La pagelle degli azzurri:

Buffon: s.v. Non tocca mai un pallone, non è colpevole sul gol e lascia la gara durante l’intervallo.

Zambrotta: 6,5. Si rivedono sprazzi dello Zambrotta del Mondiale 2006, più in fase offensiva che difensiva. Dopo l’annata appena trascorsa è più di quello che ci si poteva aspettare da lui.

Cannavaro: 5,5. A volte si sgancia in avanti (anche troppo), ma sbaglia spesso in difesa, perdendo diversi palloni. Metà colpa sul gol del Paraguay è sua.

Chiellini: 5,5. Molto lontano dalla condizione vista quest’anno, non ha avuto grande lavoro.

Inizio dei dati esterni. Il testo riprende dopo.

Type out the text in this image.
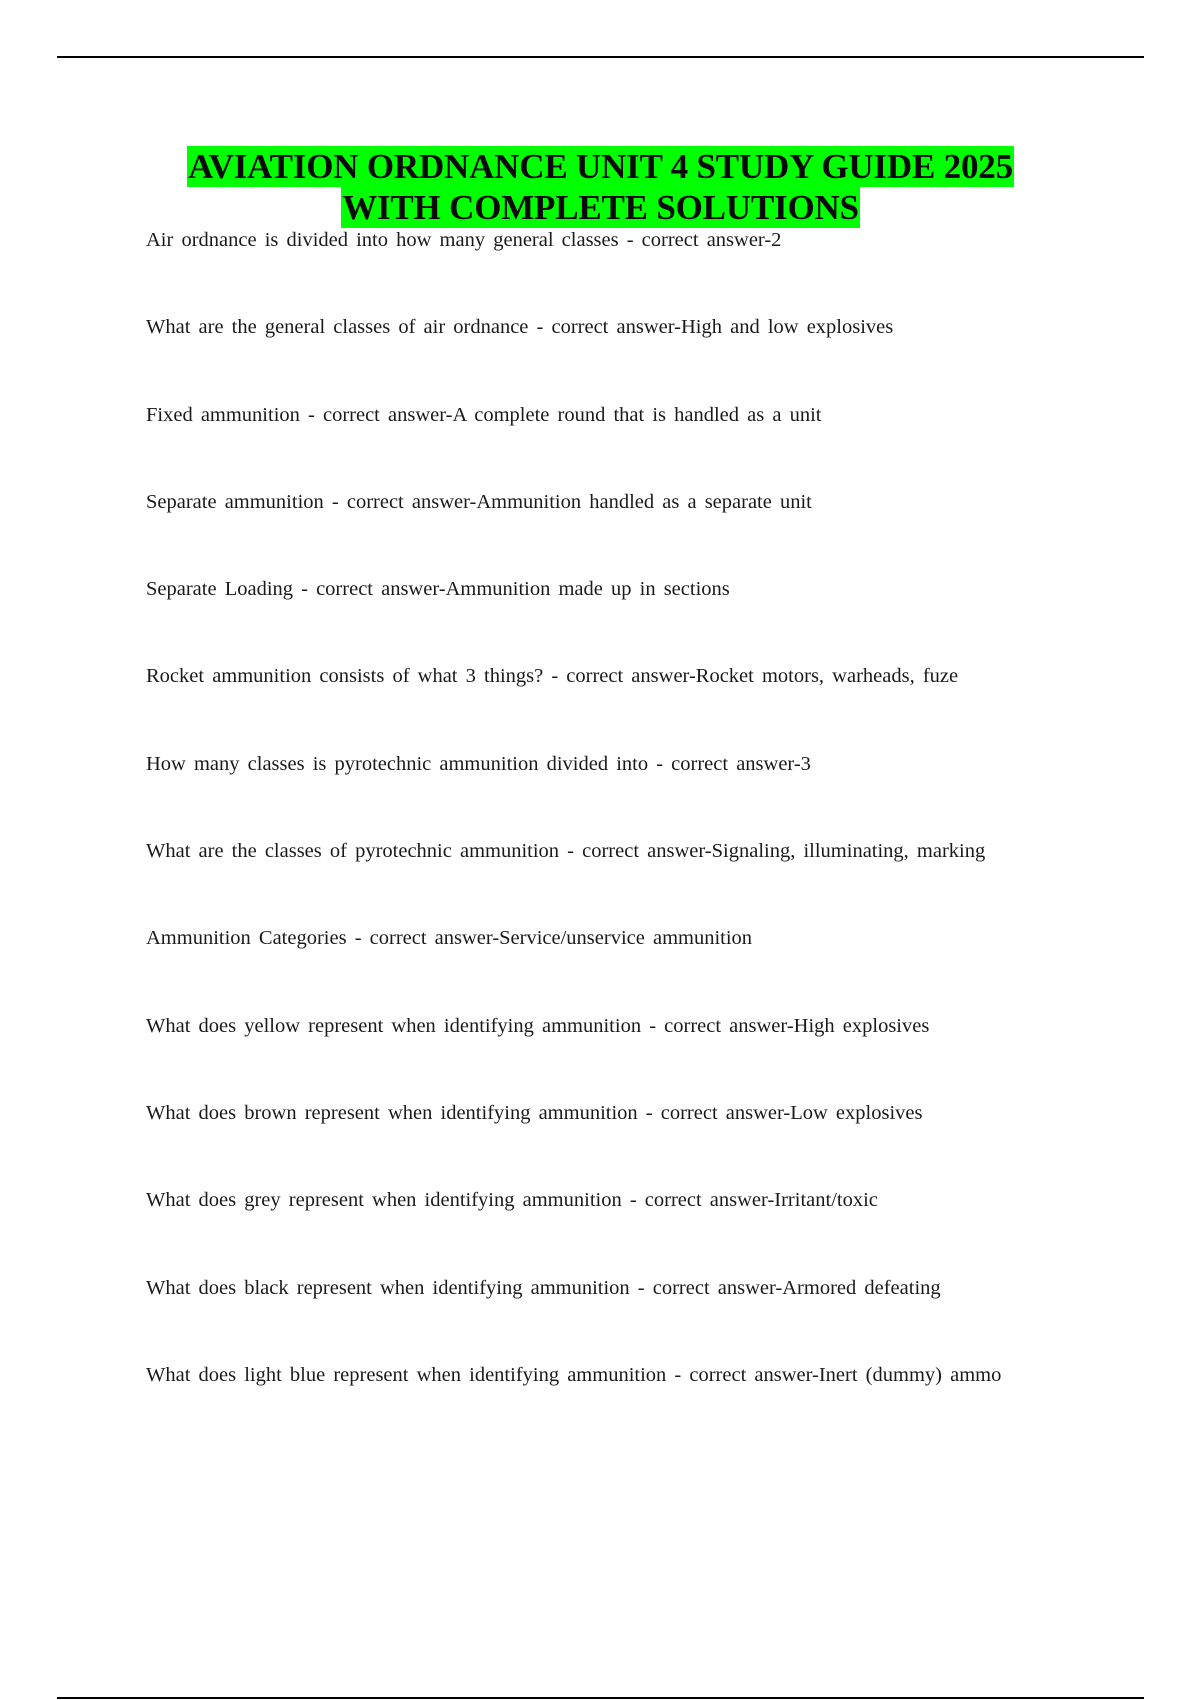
AVIATION ORDNANCE UNIT 4 STUDY GUIDE 2025
WITH COMPLETE SOLUTIONS
Air ordnance is divided into how many general classes - correct answer-2
What are the general classes of air ordnance - correct answer-High and low explosives
Fixed ammunition - correct answer-A complete round that is handled as a unit
Separate ammunition - correct answer-Ammunition handled as a separate unit
Separate Loading - correct answer-Ammunition made up in sections
Rocket ammunition consists of what 3 things? - correct answer-Rocket motors, warheads, fuze
How many classes is pyrotechnic ammunition divided into - correct answer-3
What are the classes of pyrotechnic ammunition - correct answer-Signaling, illuminating, marking
Ammunition Categories - correct answer-Service/unservice ammunition
What does yellow represent when identifying ammunition - correct answer-High explosives
What does brown represent when identifying ammunition - correct answer-Low explosives
What does grey represent when identifying ammunition - correct answer-Irritant/toxic
What does black represent when identifying ammunition - correct answer-Armored defeating
What does light blue represent when identifying ammunition - correct answer-Inert (dummy) ammo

Criscito: 8. Per essere l’esordio, è da 10 e lode. Fa la fascia almeno cento volte, peccato manchi un po’ sui cross, ma non si può chiedere troppo ad uno dei migliori in campo.

De Rossi: 7. Fa un lavoro oscuro, ma se il Paraguay per attaccare è costretto ai lanci lunghi, è anche merito suo. Il gol è la ciliegina sulla torta di una partita molto buona.

Montolivo: 6,5. Parte un po’ intimorito, comincia a farsi notare quando si ricorda di avere un gran tiro dalla distanza. Speriamo la crescita non si fermi nelle prossime gare.

Pepe: 7,5. Insieme a Criscito è quello che corre più di tutti, crossa e si sovrappone spesso e fa ammattire gli avversari. Peccato che in area gli manchi lo spunto vincente.

Marchisio: 6. Fa il suo lavoro a fasi alterne, ma il ruolo da trequartista proprio non gli calza.

Iaquinta: 6,5. Si dà molto da fare, ma si rende pericoloso troppo raramente. Anche quando viene schierato da prima punta continua a fare l’ala, e questo fa scendere un po’ la sua valutazione.

Gilardino: 5,5. E’ troppo isolato nel primo tempo, nella ripresa ha una sola occasione, ed invece di fornire un assist sicuro al compagno decide di girarsi e calciare, dando il tempo agli avversari di murarlo.

Marchetti: s.v. Non tocca mai una palla.

Camoranesi: 6. Entra tardi e dà un po’ di fantasia al gioco azzurro, ma rischia troppe volte l’espulsione.

Di Natale: 5,5. Gioca troppo poco per farsi valere, ma quando ha la palla la spreca sempre e si mette molto poco a disposizione dei compagni.

Lippi: 6. Di buono ha che ha caricato benissimo la squadra che ha corso per tutti i 90 minuti con molta qualità; ma l’altro lato della medaglia è l’idea insensata di Marchisio trequartista e l’ostinazione delle tre punte, bocciate speriamo definitivamente.